I would like to see more diversity in the PL community. Diversity is also an important issue in Computer Science, and STEM fields, in general. Women and other minorities are still underrepresented. Being from Latin America, I would love to see more involvement of Latin American researchers and students in our community. I think one way to encourage further involment would be to hold one of our conferences in Latin America. For example, I would love to see a PL conference held in Mexico in the near future! I would also like to see a closer connection between PL academia and industry. I believe we as a community could accomplish more if both academia and industry worked in closer collaboration. For example, I think internships are good opportunities to make these connections. One of many ways to further increase collaboration could be to modify Computer Science curriculums to require at least one internship for academic credit to be supervised by a professor and a mentor from industry.
What advice would you have for graduate students who want a faculty job in the next couple of years?
Job hunting is a busy and stressful time. Unfortunately, there will be many factors out of your control. Instead of worrying about the things you cannot control, spend your time and energy preparing for the things you can control, such as your job application materials, your job talk, and your job interviews. There are several online resources that offer great advice on how to prepare for academic job interviews, but I would like to highlight a few points:
Job applications: The academic application package consists of a research statement, teaching statement, curriculum vitae, and 3-5 references. The application deadline depends on the university and ranges from mid November to late January. Prepare your materials well in advance, and also give plenty of time for your letter writers to prepare their letters. Ask mentors and friends to give their opinion on your materials. Set aside at least one full week to submit your job applications. Make sure to submit the applications in a timely manner.

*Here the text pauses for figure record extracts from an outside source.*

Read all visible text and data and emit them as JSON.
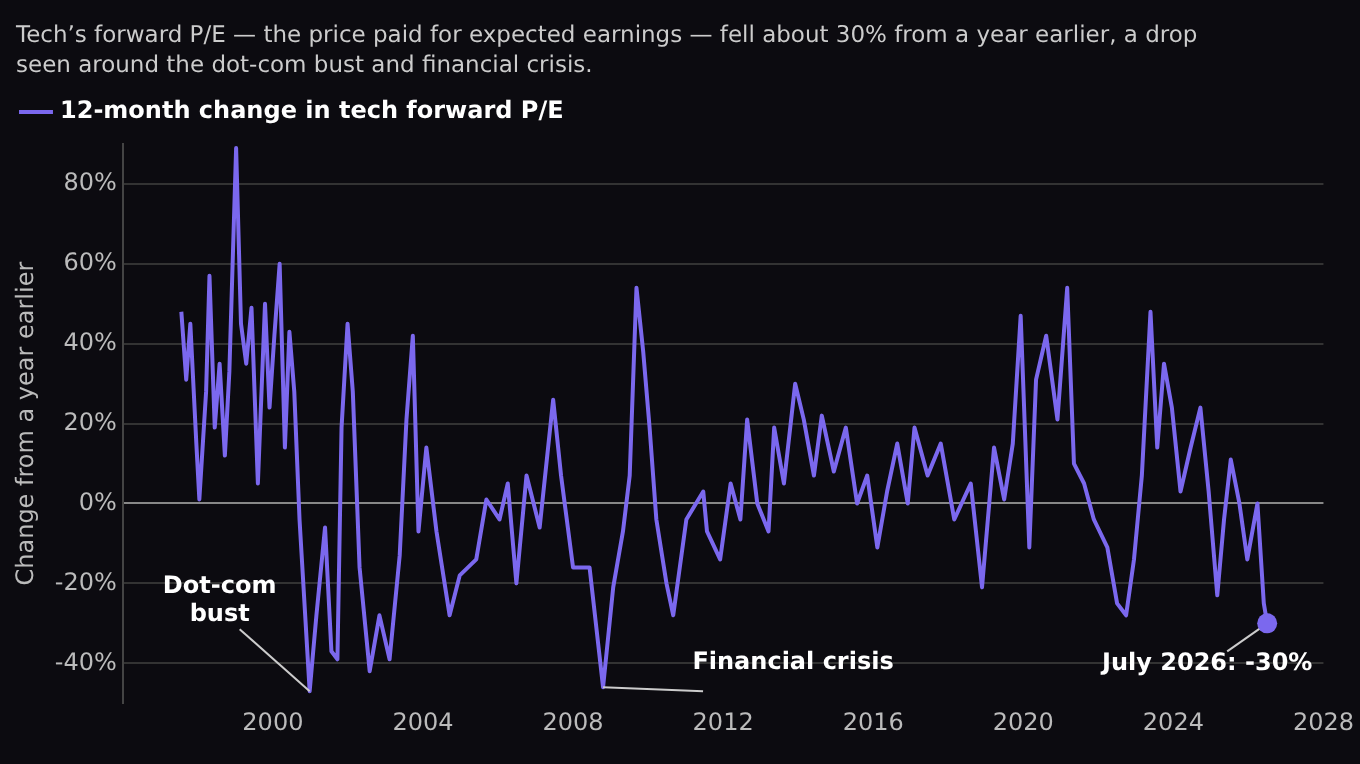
{
  "chart_data": {
    "type": "line",
    "subtitle": "Tech’s forward P/E — the price paid for expected earnings — fell about 30% from a year earlier, a drop seen around the dot-com bust and financial crisis.",
    "ylabel": "Change from a year earlier",
    "legend": "top left",
    "grid": "y",
    "marker": "none",
    "line_style": "solid",
    "xlim": [
      1996,
      2028
    ],
    "xticks": [
      2000,
      2004,
      2008,
      2012,
      2016,
      2020,
      2024,
      2028
    ],
    "ylim": [
      -50,
      90
    ],
    "yticks": [
      {
        "value": -40,
        "label": "-40%"
      },
      {
        "value": -20,
        "label": "-20%"
      },
      {
        "value": 0,
        "label": "0%"
      },
      {
        "value": 20,
        "label": "20%"
      },
      {
        "value": 40,
        "label": "40%"
      },
      {
        "value": 60,
        "label": "60%"
      },
      {
        "value": 80,
        "label": "80%"
      }
    ],
    "annotations": [
      {
        "text": "Dot-com bust",
        "x": 2000.98,
        "y": -47
      },
      {
        "text": "Financial crisis",
        "x": 2008.8,
        "y": -46
      },
      {
        "text": "July 2026: -30%",
        "x": 2026.5,
        "y": -30
      }
    ],
    "series": [
      {
        "name": "12-month change in tech forward P/E",
        "color": "#7b68ee",
        "x": [
          1997.56,
          1997.69,
          1997.8,
          1997.96,
          1998.04,
          1998.22,
          1998.31,
          1998.45,
          1998.58,
          1998.72,
          1998.84,
          1999.02,
          1999.15,
          1999.29,
          1999.43,
          1999.6,
          1999.79,
          1999.91,
          2000.04,
          2000.18,
          2000.32,
          2000.44,
          2000.57,
          2000.71,
          2000.98,
          2001.16,
          2001.39,
          2001.56,
          2001.72,
          2001.83,
          2001.99,
          2002.13,
          2002.31,
          2002.58,
          2002.84,
          2003.11,
          2003.38,
          2003.56,
          2003.73,
          2003.88,
          2004.09,
          2004.36,
          2004.71,
          2004.98,
          2005.42,
          2005.69,
          2006.04,
          2006.26,
          2006.49,
          2006.76,
          2007.11,
          2007.47,
          2007.68,
          2008.0,
          2008.44,
          2008.8,
          2009.07,
          2009.33,
          2009.51,
          2009.69,
          2009.87,
          2010.04,
          2010.22,
          2010.49,
          2010.67,
          2011.02,
          2011.47,
          2011.57,
          2011.92,
          2012.2,
          2012.46,
          2012.64,
          2012.91,
          2013.21,
          2013.36,
          2013.62,
          2013.92,
          2014.15,
          2014.42,
          2014.63,
          2014.95,
          2015.27,
          2015.57,
          2015.84,
          2016.11,
          2016.37,
          2016.64,
          2016.92,
          2017.1,
          2017.45,
          2017.8,
          2018.16,
          2018.6,
          2018.9,
          2019.22,
          2019.49,
          2019.72,
          2019.93,
          2020.16,
          2020.34,
          2020.61,
          2020.91,
          2021.17,
          2021.35,
          2021.62,
          2021.88,
          2022.24,
          2022.5,
          2022.74,
          2022.95,
          2023.16,
          2023.39,
          2023.57,
          2023.75,
          2023.96,
          2024.19,
          2024.46,
          2024.72,
          2024.94,
          2025.17,
          2025.35,
          2025.53,
          2025.76,
          2025.97,
          2026.24,
          2026.41,
          2026.5
        ],
        "values": [
          48,
          31,
          45,
          15,
          1,
          28,
          57,
          19,
          35,
          12,
          33,
          89,
          45,
          35,
          49,
          5,
          50,
          24,
          42,
          60,
          14,
          43,
          28,
          -4,
          -47,
          -28,
          -6,
          -37,
          -39,
          19,
          45,
          28,
          -16,
          -42,
          -28,
          -39,
          -13,
          21,
          42,
          -7,
          14,
          -7,
          -28,
          -18,
          -14,
          1,
          -4,
          5,
          -20,
          7,
          -6,
          26,
          7,
          -16,
          -16,
          -46,
          -21,
          -7,
          7,
          54,
          38,
          19,
          -4,
          -20,
          -28,
          -4,
          3,
          -7,
          -14,
          5,
          -4,
          21,
          0,
          -7,
          19,
          5,
          30,
          21,
          7,
          22,
          8,
          19,
          0,
          7,
          -11,
          3,
          15,
          0,
          19,
          7,
          15,
          -4,
          5,
          -21,
          14,
          1,
          15,
          47,
          -11,
          31,
          42,
          21,
          54,
          10,
          5,
          -4,
          -11,
          -25,
          -28,
          -14,
          7,
          48,
          14,
          35,
          24,
          3,
          14,
          24,
          3,
          -23,
          -4,
          11,
          0,
          -14,
          0,
          -25,
          -30
        ]
      }
    ]
  }
}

Job talk: Unlike other talks you might have given in the past, the job talk is unique in many aspects. It should be targeted to a broad audience while still containing material appealing to experts in your field. Practice several times before your first interview, and continue to polish the talk throughout the interview season. Your attitude can make a difference. Be passionate about your work!
Job interviews: Be ready to talk about your work at different levels of detail and various time lengths (elevator speech, 10 minutes, 30 minutes, 1 hour). Be ready to discuss what your future research plans are and how you plan to support your research. Ask questions and be genuinely interested in what others have to say. Be energetic. Be yourself!